When I stumble upon him one night alone, I find him broken. Bleeding. My instincts scream to leave and let him suffer, but I can’t. I sneak him into my room. Clean him up. Fall for his lies. Let him possess every single part of me until I’m the one left a gasping, broken mess.
When he leaves me alone in the dead of night, he takes my journal with him.
Now he knows all my secrets. My hate. My truth. And he promises to use my words against me. I’ll be ruined if my darkest secret gets out.
That’s when I strike a bargain with the devil.
I’ll let Whit Lancaster ruin me behind closed doors instead.
-Goodreads
I received a copy of this book in exchange for an honest review
My Rating: 5 Stars
Spice Rating: 4.5 Eggplants
HOLY SHIT, WHIT LANCASTER! I’m generally a fan of bully romances, and I love books set at rich kid schools, but I did not see this book coming.
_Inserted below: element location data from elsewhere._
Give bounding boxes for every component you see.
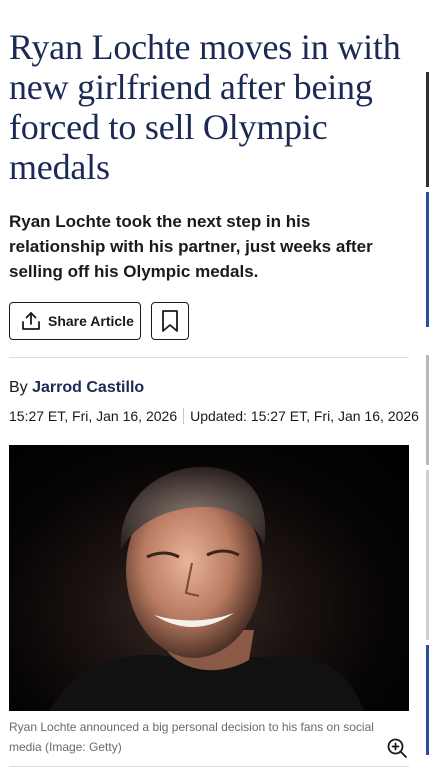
subheadline: Ryan Lochte took the next step in his re…	[9, 212, 373, 281]
article-photo[interactable]	[9, 445, 409, 711]
share-article-label: Share Article	[48, 313, 134, 329]
bookmark-icon	[160, 309, 180, 333]
photo-caption: Ryan Lochte announced a big personal dec…	[9, 717, 381, 757]
published-date: 15:27 ET, Fri, Jan 16, 2026	[9, 408, 178, 424]
updated-date: Updated: 15:27 ET, Fri, Jan 16, 2026	[190, 408, 419, 424]
bookmark-button[interactable]	[151, 302, 189, 340]
article-actions: Share Article	[9, 302, 189, 340]
divider	[9, 766, 409, 767]
photo-credit: (Image: Getty)	[45, 740, 122, 754]
share-article-button[interactable]: Share Article	[9, 302, 141, 340]
headline: Ryan Lochte moves in with new girlfriend…	[9, 27, 401, 187]
share-icon	[20, 310, 42, 332]
article-dates: 15:27 ET, Fri, Jan 16, 2026 Updated: 15:…	[9, 408, 419, 424]
byline: By Jarrod Castillo	[9, 379, 144, 397]
byline-prefix: By	[9, 379, 28, 396]
date-separator	[183, 408, 185, 424]
zoom-in-icon[interactable]	[386, 737, 408, 759]
divider	[9, 357, 409, 358]
portrait-image	[49, 466, 364, 711]
author-link[interactable]: Jarrod Castillo	[32, 379, 144, 396]
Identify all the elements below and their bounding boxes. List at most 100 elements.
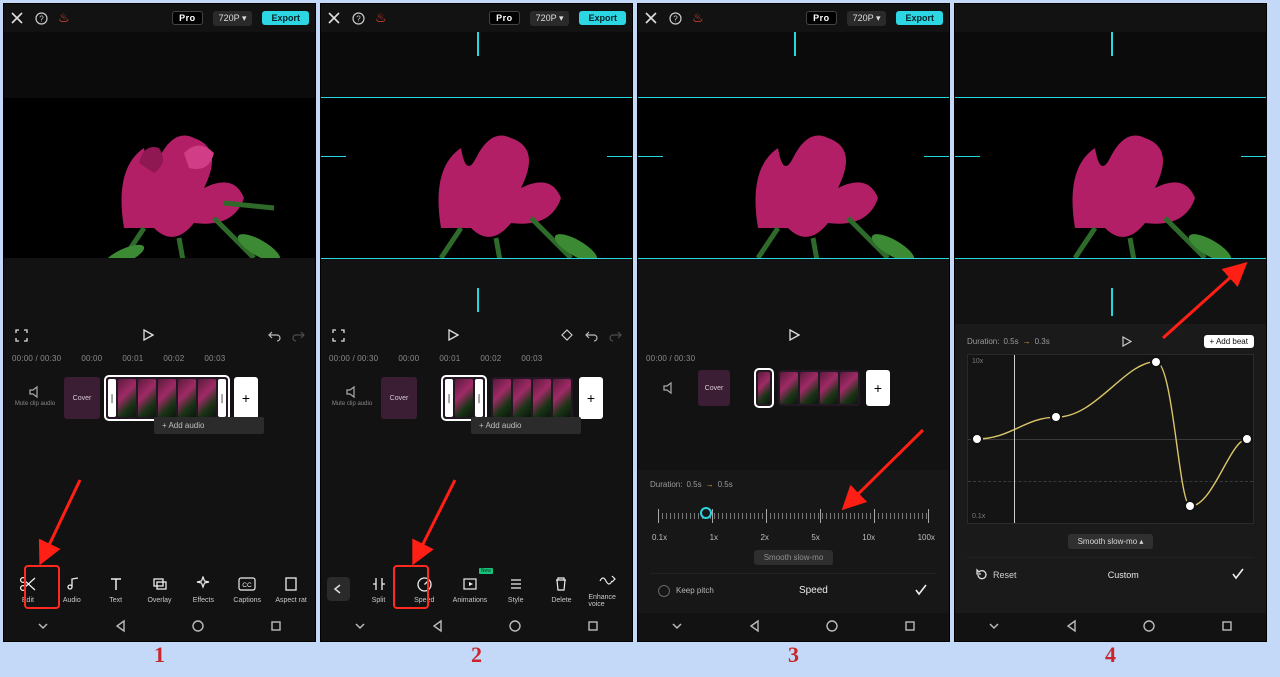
add-beat-button[interactable]: + Add beat <box>1204 335 1254 348</box>
pro-badge[interactable]: Pro <box>489 11 520 25</box>
play-icon[interactable] <box>1120 334 1134 348</box>
tool-split[interactable]: Split <box>360 574 398 604</box>
nav-recent-icon[interactable] <box>586 619 600 635</box>
clip-handle-left[interactable]: ❘ <box>108 379 116 417</box>
smooth-slowmo-pill[interactable]: Smooth slow-mo <box>754 550 834 565</box>
reset-button[interactable]: Reset <box>975 568 1017 581</box>
mute-clip-audio[interactable]: Mute clip audio <box>329 385 375 407</box>
timeline[interactable]: Cover + <box>638 365 949 411</box>
resolution-select[interactable]: 720P ▾ <box>213 11 253 26</box>
video-preview[interactable] <box>955 98 1266 258</box>
tool-text[interactable]: Text <box>98 574 134 604</box>
curve-node[interactable] <box>1050 411 1062 423</box>
nav-dropdown-icon[interactable] <box>353 619 367 635</box>
slider-knob[interactable] <box>700 507 712 519</box>
nav-back-icon[interactable] <box>114 619 128 635</box>
fullscreen-icon[interactable] <box>14 328 28 342</box>
nav-dropdown-icon[interactable] <box>987 619 1001 635</box>
keep-pitch-toggle[interactable]: Keep pitch <box>658 585 714 597</box>
nav-back-icon[interactable] <box>431 619 445 635</box>
curve-node[interactable] <box>971 433 983 445</box>
pro-badge[interactable]: Pro <box>806 11 837 25</box>
confirm-check-icon[interactable] <box>1230 566 1246 584</box>
nav-recent-icon[interactable] <box>903 619 917 635</box>
nav-dropdown-icon[interactable] <box>36 619 50 635</box>
add-audio-button[interactable]: + Add audio <box>154 417 264 434</box>
nav-home-icon[interactable] <box>508 619 522 635</box>
video-clip-selected[interactable]: ❘ ❘ <box>443 377 485 419</box>
redo-icon[interactable] <box>608 328 622 342</box>
tool-effects[interactable]: Effects <box>185 574 221 604</box>
help-icon[interactable]: ? <box>668 11 682 25</box>
nav-back-icon[interactable] <box>748 619 762 635</box>
flame-icon[interactable]: ♨ <box>375 10 387 26</box>
close-icon[interactable] <box>10 11 24 25</box>
play-icon[interactable] <box>141 328 155 342</box>
export-button[interactable]: Export <box>896 11 943 25</box>
tool-overlay[interactable]: Overlay <box>142 574 178 604</box>
tool-aspect-ratio[interactable]: Aspect rat <box>273 574 309 604</box>
nav-dropdown-icon[interactable] <box>670 619 684 635</box>
tool-captions[interactable]: CC Captions <box>229 574 265 604</box>
toolbar-back-button[interactable] <box>327 577 350 601</box>
tool-audio[interactable]: Audio <box>54 574 90 604</box>
time-ruler: 00:00 / 00:30 00:00 00:01 00:02 00:03 <box>4 352 315 365</box>
keyframe-icon[interactable] <box>560 328 574 342</box>
cover-button[interactable]: Cover <box>698 370 730 406</box>
video-clip-selected[interactable]: ❘ ❘ <box>106 377 228 419</box>
export-button[interactable]: Export <box>262 11 309 25</box>
export-button[interactable]: Export <box>579 11 626 25</box>
nav-back-icon[interactable] <box>1065 619 1079 635</box>
resolution-select[interactable]: 720P ▾ <box>847 11 887 26</box>
curve-node[interactable] <box>1184 500 1196 512</box>
cover-button[interactable]: Cover <box>64 377 100 419</box>
resolution-select[interactable]: 720P ▾ <box>530 11 570 26</box>
nav-home-icon[interactable] <box>1142 619 1156 635</box>
play-icon[interactable] <box>787 328 801 342</box>
video-preview[interactable] <box>4 98 315 258</box>
add-clip-button[interactable]: + <box>234 377 258 419</box>
nav-recent-icon[interactable] <box>269 619 283 635</box>
nav-home-icon[interactable] <box>191 619 205 635</box>
curve-node[interactable] <box>1241 433 1253 445</box>
cc-icon: CC <box>237 574 257 594</box>
speed-slider[interactable] <box>652 503 935 529</box>
undo-icon[interactable] <box>584 328 598 342</box>
tool-delete[interactable]: Delete <box>543 574 581 604</box>
video-preview[interactable] <box>321 98 632 258</box>
curve-node[interactable] <box>1150 356 1162 368</box>
flame-icon[interactable]: ♨ <box>692 10 704 26</box>
video-clip-selected[interactable] <box>756 370 772 406</box>
timeline[interactable]: Mute clip audio Cover ❘ ❘ + + Add audio <box>4 365 315 455</box>
video-preview[interactable] <box>638 98 949 258</box>
tool-edit[interactable]: Edit <box>10 574 46 604</box>
clip-handle-right[interactable]: ❘ <box>218 379 226 417</box>
add-clip-button[interactable]: + <box>866 370 890 406</box>
close-icon[interactable] <box>644 11 658 25</box>
add-audio-button[interactable]: + Add audio <box>471 417 581 434</box>
help-icon[interactable]: ? <box>351 11 365 25</box>
close-icon[interactable] <box>327 11 341 25</box>
cover-button[interactable]: Cover <box>381 377 417 419</box>
add-clip-button[interactable]: + <box>579 377 603 419</box>
mute-clip-audio[interactable]: Mute clip audio <box>12 385 58 407</box>
fullscreen-icon[interactable] <box>331 328 345 342</box>
pro-badge[interactable]: Pro <box>172 11 203 25</box>
redo-icon[interactable] <box>291 328 305 342</box>
play-icon[interactable] <box>446 328 460 342</box>
tool-animations[interactable]: New Animations <box>451 574 489 604</box>
tool-enhance-voice[interactable]: Enhance voice <box>588 571 626 608</box>
speed-curve-graph[interactable]: 10x 0.1x <box>967 354 1254 524</box>
undo-icon[interactable] <box>267 328 281 342</box>
video-clip-rest[interactable] <box>778 370 860 406</box>
confirm-check-icon[interactable] <box>913 582 929 600</box>
nav-home-icon[interactable] <box>825 619 839 635</box>
tool-speed[interactable]: Speed <box>405 574 443 604</box>
help-icon[interactable]: ? <box>34 11 48 25</box>
mute-clip-audio[interactable] <box>646 381 692 395</box>
tool-style[interactable]: Style <box>497 574 535 604</box>
smooth-slowmo-select[interactable]: Smooth slow-mo ▴ <box>1068 534 1154 549</box>
nav-recent-icon[interactable] <box>1220 619 1234 635</box>
video-clip-rest[interactable] <box>491 377 573 419</box>
flame-icon[interactable]: ♨ <box>58 10 70 26</box>
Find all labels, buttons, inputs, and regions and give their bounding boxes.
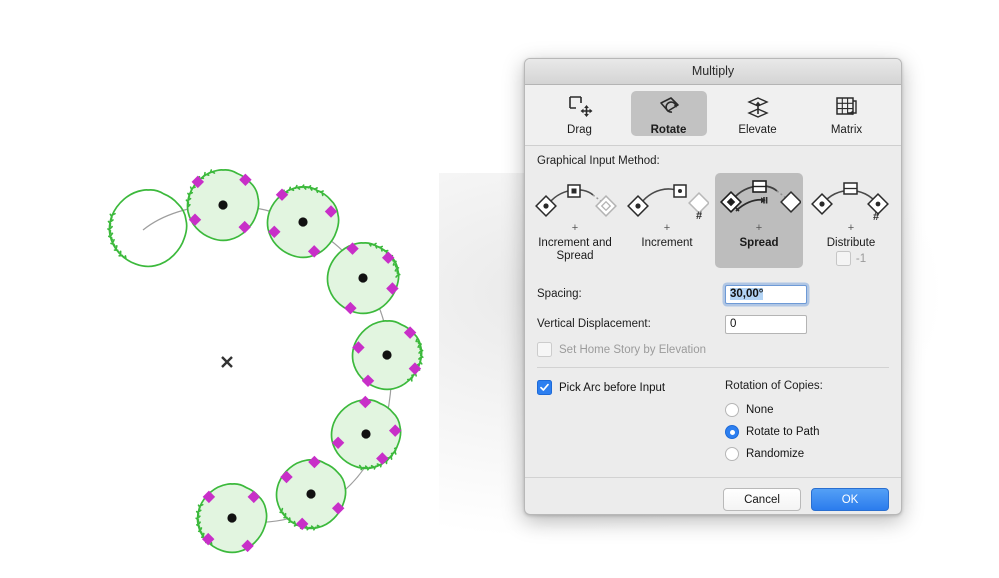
radio-randomize[interactable] [725, 447, 739, 461]
arc-center-marker [221, 356, 233, 368]
mode-tab-elevate[interactable]: Elevate [720, 91, 796, 136]
gim-marker-plus: + [847, 222, 855, 234]
minus-one-label: -1 [855, 252, 867, 265]
tree-symbols-layer [108, 170, 423, 553]
elevate-icon [745, 94, 771, 121]
pick-arc-checkbox[interactable] [537, 380, 552, 395]
radio-none[interactable] [725, 403, 739, 417]
radio-row-none[interactable]: None [725, 399, 889, 421]
parameter-fields: Spacing: 30,00° Vertical Displacement: 0… [525, 282, 901, 368]
drag-icon [567, 94, 593, 121]
tree-center-node[interactable] [306, 489, 316, 499]
increment-icon: # [625, 176, 709, 224]
radio-row-rotate-to-path[interactable]: Rotate to Path [725, 421, 889, 443]
radio-randomize-label: Randomize [746, 448, 805, 460]
graphical-input-method-group[interactable]: + Increment and Spread # + Increment + S… [525, 173, 901, 268]
rotation-of-copies-title: Rotation of Copies: [725, 380, 823, 392]
mode-tab-rotate-label: Rotate [650, 124, 687, 136]
minus-one-checkbox[interactable] [835, 251, 851, 266]
gim-increment-and-spread[interactable]: + Increment and Spread [531, 173, 619, 268]
gim-distribute-label: Distribute [826, 237, 876, 249]
checkmark-icon [540, 383, 549, 391]
rotate-icon [656, 94, 682, 121]
mode-tab-drag[interactable]: Drag [542, 91, 618, 136]
dialog-footer: Cancel OK [525, 478, 901, 511]
options-section: Pick Arc before Input Rotation of Copies… [525, 368, 901, 465]
mode-tab-matrix[interactable]: Matrix [809, 91, 885, 136]
gim-marker-plus: + [663, 222, 671, 234]
gim-increment[interactable]: # + Increment [623, 173, 711, 268]
gim-spread[interactable]: + Spread [715, 173, 803, 268]
svg-text:#: # [873, 211, 879, 221]
gim-spread-label: Spread [739, 237, 779, 249]
dialog-titlebar: Multiply [525, 59, 901, 85]
tree-center-node[interactable] [361, 429, 371, 439]
tree-center-node[interactable] [218, 200, 228, 210]
gim-distribute[interactable]: # + Distribute -1 [807, 173, 895, 268]
ok-button[interactable]: OK [811, 488, 889, 511]
vertical-displacement-input-value: 0 [730, 318, 737, 330]
radio-dot [729, 429, 735, 435]
set-home-story-row[interactable]: Set Home Story by Elevation [537, 342, 889, 357]
minus-one-option[interactable]: -1 [835, 251, 867, 266]
mode-tab-rotate[interactable]: Rotate [630, 91, 707, 136]
mode-toolbar[interactable]: Drag Rotate Elevate Matrix [525, 85, 901, 146]
spacing-label: Spacing: [537, 288, 582, 300]
gim-increment-and-spread-label: Increment and Spread [538, 237, 612, 262]
tree-center-node[interactable] [382, 350, 392, 360]
gim-marker-plus: + [571, 222, 579, 234]
set-home-story-checkbox[interactable] [537, 342, 552, 357]
tree-symbol[interactable] [108, 190, 187, 267]
increment-and-spread-icon [533, 176, 617, 224]
tree-center-node[interactable] [227, 513, 237, 523]
dialog-body: Graphical Input Method: + Increment and … [525, 146, 901, 511]
dialog-title: Multiply [691, 64, 735, 78]
mode-tab-drag-label: Drag [567, 124, 592, 136]
svg-text:#: # [696, 210, 702, 221]
pick-arc-row[interactable]: Pick Arc before Input [537, 380, 725, 395]
pick-arc-label: Pick Arc before Input [559, 381, 666, 394]
mode-tab-elevate-label: Elevate [738, 124, 777, 136]
gim-marker-plus: + [755, 222, 763, 234]
mode-tab-matrix-label: Matrix [830, 124, 863, 136]
vertical-displacement-row: Vertical Displacement: 0 [537, 312, 889, 336]
gim-increment-label: Increment [641, 237, 693, 249]
matrix-icon [834, 94, 860, 121]
radio-none-label: None [746, 404, 774, 416]
cancel-button[interactable]: Cancel [723, 488, 801, 511]
spread-icon [717, 176, 801, 224]
radio-rotate-to-path[interactable] [725, 425, 739, 439]
distribute-icon: # [809, 176, 893, 224]
radio-row-randomize[interactable]: Randomize [725, 443, 889, 465]
options-left-column: Pick Arc before Input [537, 380, 725, 465]
graphical-input-method-label: Graphical Input Method: [537, 155, 660, 167]
radio-rotate-to-path-label: Rotate to Path [746, 426, 820, 438]
rotation-of-copies-group: Rotation of Copies: None Rotate to Path … [725, 380, 889, 465]
tree-center-node[interactable] [358, 273, 368, 283]
set-home-story-label: Set Home Story by Elevation [559, 343, 707, 356]
spacing-row: Spacing: 30,00° [537, 282, 889, 306]
vertical-displacement-label: Vertical Displacement: [537, 318, 651, 330]
spacing-input[interactable]: 30,00° [725, 284, 807, 304]
tree-center-node[interactable] [298, 217, 308, 227]
multiply-dialog[interactable]: Multiply Drag Rotate Elevate Matrix Grap… [524, 58, 902, 515]
spacing-input-value: 30,00° [730, 288, 764, 300]
vertical-displacement-input[interactable]: 0 [725, 314, 807, 334]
I picked it up late last night and absolutely devoured it. I mean DEVOURED. This gorgeous book is 600 pages and I tore through them like a woman possessed. I read on my breaks, in between emails, and then finished the last 200 pages as soon as I’d clocked out for the day.
The bully aspect of this book was perfect. Sometimes bully romances go to far for me to truly find the character redeemable, but Whit was legitimately perfect. He put Summer down, but admired her strength and always protected her. He never went too far, in my opinion, and the chapters from his POV really helped show how conflicted he was about Summer and his growing attachment to her.
My general concern with long romance books is pacing, but that was not even remotely an issue for me with Things I Wanted to Say. The chapters flew by and the tension was present throughout. I had butterflies in my stomach from the beginning to the end.
Also…can we talk about Whit’s filthy mouth? Damn. DAAAAAMN. Just trust me and read it. You will not regret the choice. And then join me in begging Monica Murphy for a Sylvie and Spence story. We need it.